Together, within those 200 square feet, they balance what Cox calls the physical and intellectual demands of the road. Their intimacy has been accelerated by proximity. Cox and Waldon prefer to boondock, which means they tend to set up their quarters entirely off the grid, with no one around, in places that are not neatly manicured campgrounds. Sustaining this preference, she’s learned, requires scrupulous attention to detail. For the sake of efficiency and personal space, they’ve learned that it’s best to divide tasks. Waldon handles the logistics of the travel and all things mechanical, and Cox secures everything inside the Airstream before each departure.
Boondocking forces them to supply their own sources of electricity, waste disposal and clean water resources. They work together to hook and unhook the hitch attaching their Airstream to their red Ram diesel truck; Cox has had to learn to work with electrical tools and read the meters they use to monitor their systems. Their life is loose, but the stakes are still high; their world is their trailer, and it needs to be handled with care. “In order to tow the Airstream, we have to be very careful about where we go,” Cox explains. “We can’t go on narrow roads or under low overpasses. We try to avoid interstates entirely. Everything we do is done carefully because everything we own is hitched behind us. It’s a delicate matter.”
Cox is a vacationer on a trip that never ends. She’s come to learn that the most difficult aspect of this new life is the balance between enjoying the endless vacation and navigating the challenging logistics that come with sustaining the trip. “The balance now is not home, family work,” she says. “Now it’s enjoying nature and making sure we can safely and comfortably be in a place that allows us to enjoy our surroundings. I’ve had to learn a new set of skills. I’ve had to learn how to live in this capsule. I’ve had to learn how to enjoy nature while under this pressure of figuring out how to get out into it.”
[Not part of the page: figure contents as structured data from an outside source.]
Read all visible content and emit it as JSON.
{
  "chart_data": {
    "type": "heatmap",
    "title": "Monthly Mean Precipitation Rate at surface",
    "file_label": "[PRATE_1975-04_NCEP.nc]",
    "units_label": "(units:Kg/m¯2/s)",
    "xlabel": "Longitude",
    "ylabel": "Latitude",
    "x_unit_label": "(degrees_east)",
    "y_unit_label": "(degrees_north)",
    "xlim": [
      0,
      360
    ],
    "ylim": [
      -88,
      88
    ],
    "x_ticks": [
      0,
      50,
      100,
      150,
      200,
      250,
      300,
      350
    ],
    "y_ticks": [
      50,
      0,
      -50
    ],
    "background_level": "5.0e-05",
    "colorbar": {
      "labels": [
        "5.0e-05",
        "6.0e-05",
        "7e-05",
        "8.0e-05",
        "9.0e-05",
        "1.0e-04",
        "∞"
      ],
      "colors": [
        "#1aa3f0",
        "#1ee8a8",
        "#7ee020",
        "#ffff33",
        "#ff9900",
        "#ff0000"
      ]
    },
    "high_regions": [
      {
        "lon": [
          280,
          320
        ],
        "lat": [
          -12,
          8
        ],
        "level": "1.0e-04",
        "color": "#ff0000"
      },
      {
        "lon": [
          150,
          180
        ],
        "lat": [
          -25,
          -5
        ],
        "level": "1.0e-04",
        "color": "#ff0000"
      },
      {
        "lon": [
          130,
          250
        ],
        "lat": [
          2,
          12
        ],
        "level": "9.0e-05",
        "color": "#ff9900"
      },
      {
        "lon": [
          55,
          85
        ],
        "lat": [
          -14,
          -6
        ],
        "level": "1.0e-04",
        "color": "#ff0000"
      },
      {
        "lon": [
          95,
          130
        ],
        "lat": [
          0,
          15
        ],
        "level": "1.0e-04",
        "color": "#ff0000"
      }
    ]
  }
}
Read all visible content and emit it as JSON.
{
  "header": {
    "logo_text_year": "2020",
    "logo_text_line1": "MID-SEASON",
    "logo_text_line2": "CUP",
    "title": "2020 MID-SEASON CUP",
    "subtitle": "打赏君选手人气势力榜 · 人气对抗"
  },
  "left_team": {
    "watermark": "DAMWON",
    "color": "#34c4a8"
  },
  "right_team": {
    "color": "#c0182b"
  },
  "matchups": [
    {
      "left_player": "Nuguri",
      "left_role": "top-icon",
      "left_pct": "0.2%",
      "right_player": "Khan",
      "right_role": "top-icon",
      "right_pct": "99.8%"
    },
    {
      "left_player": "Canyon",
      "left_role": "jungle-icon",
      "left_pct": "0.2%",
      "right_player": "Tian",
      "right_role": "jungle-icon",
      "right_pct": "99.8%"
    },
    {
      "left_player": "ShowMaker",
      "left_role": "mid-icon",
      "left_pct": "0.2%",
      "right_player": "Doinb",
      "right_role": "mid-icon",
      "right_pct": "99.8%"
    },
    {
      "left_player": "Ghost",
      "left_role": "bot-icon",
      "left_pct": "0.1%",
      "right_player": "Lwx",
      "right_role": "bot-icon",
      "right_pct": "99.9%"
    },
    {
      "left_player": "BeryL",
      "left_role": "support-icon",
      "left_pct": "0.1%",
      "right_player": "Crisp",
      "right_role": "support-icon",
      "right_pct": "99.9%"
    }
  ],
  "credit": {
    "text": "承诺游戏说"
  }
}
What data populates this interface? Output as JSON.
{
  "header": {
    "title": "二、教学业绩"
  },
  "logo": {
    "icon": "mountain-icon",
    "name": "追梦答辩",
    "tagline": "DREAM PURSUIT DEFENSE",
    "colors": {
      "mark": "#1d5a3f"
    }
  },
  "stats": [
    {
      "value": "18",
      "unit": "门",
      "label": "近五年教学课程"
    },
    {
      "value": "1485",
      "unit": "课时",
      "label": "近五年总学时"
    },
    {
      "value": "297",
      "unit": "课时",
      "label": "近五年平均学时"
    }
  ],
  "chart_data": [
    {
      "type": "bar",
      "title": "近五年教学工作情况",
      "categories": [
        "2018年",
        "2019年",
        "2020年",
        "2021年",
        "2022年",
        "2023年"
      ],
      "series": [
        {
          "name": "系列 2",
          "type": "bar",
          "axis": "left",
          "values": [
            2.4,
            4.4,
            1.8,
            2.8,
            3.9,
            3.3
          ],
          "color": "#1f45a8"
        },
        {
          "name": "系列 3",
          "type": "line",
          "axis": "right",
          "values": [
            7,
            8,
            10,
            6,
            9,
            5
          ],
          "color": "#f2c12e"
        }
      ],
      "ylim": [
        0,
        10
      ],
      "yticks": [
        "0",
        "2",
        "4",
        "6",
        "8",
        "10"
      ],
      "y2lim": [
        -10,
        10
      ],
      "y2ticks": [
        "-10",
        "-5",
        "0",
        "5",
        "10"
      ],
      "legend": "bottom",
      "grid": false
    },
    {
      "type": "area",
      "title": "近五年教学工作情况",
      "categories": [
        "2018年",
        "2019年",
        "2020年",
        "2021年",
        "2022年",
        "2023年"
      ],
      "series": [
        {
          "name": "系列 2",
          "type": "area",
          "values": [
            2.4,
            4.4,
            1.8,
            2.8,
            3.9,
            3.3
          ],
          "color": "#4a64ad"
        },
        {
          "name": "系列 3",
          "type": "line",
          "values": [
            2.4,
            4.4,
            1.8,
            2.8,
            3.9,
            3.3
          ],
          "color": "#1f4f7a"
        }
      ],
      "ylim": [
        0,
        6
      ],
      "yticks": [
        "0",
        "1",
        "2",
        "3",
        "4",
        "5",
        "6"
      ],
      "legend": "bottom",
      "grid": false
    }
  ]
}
One might look at Cox’s life on the road as an easy escape to freedom. No mortgage. No yard work. No boss to answer to. But complete freedom has its own constraints. Each day holds something unexpected; there is no routine to hold on to, no familiar face that she doesn’t have to meet for the first time. Even a trip to the grocery store requires her to punch an address into Google Maps. Every day is new, and that newness can be exhausting. She’s discovered that you need a little banality to keep your bearings. “It’s like being a perpetual stranger in a strange land. Everything is always new, and we’re always strangers there,” Cox says. “It’s not only that I miss my friends a lot, but I also miss that person you know that you can say hello to at the register at CVS.”
On the road constantly, she finds it hard to connect. To document her travels and keep her friends apprised of where she is, she began blogging about her journey (
https://www.goingdowntheroadfeelinggrand.com/). A recurring feature of Cox’s writing is her expressions of longing. She has a section of her blog where she gives herself space to reflect on her family. She imagines writing to the people she can no longer speak to, her words an attempt to reduce a separation greater than any distance. “I often find that I would like to be telling family members about my travels, but they’re not there anymore, so there’s no one to tell,” Cox says. “I think through the lens of the people I miss. My sister had wanted to live on a boat and didn’t get to live that dream, and so I feel like I’m doing this a little bit for her. One of my mom’s favorite things to do when traveling was something she called grinning at the groceries. No matter what exotic place she was in she loved going to the grocery store to look at all the food that was unusual. I have found myself thinking about them more than I ever had. Because I’m imagining how much they would enjoy this.”
At the beginning of the trip, she thought travel would remake her — that she’d reach the exhilaration that she figured revealed necessary knowledge. The places she would go, she thought, would give her insight. But now she realizes that to find comfort on the sometimes lonely road requires a search inward. “It’s so trite, but it’s true that, no matter how astounding the places are that I visit, I’m still sitting with myself at the end of the day, thinking about all the things I’ve been through in my life,” Cox says. “It’s up to me to make myself happy. I’m traveling the world, but I’m also like a nun in a cloister. In the end, it’s just me.”
Still having fun, she is no longer as effusive as she once was about the trip. And that, she says, is just fine. She’s learned that, no matter where you are in the world or what you’re doing under the vast blue sky, joy takes work. So, if you ask her how she maintains her happiness, she’ll tell you, with a smile: “That’s a work in progress.”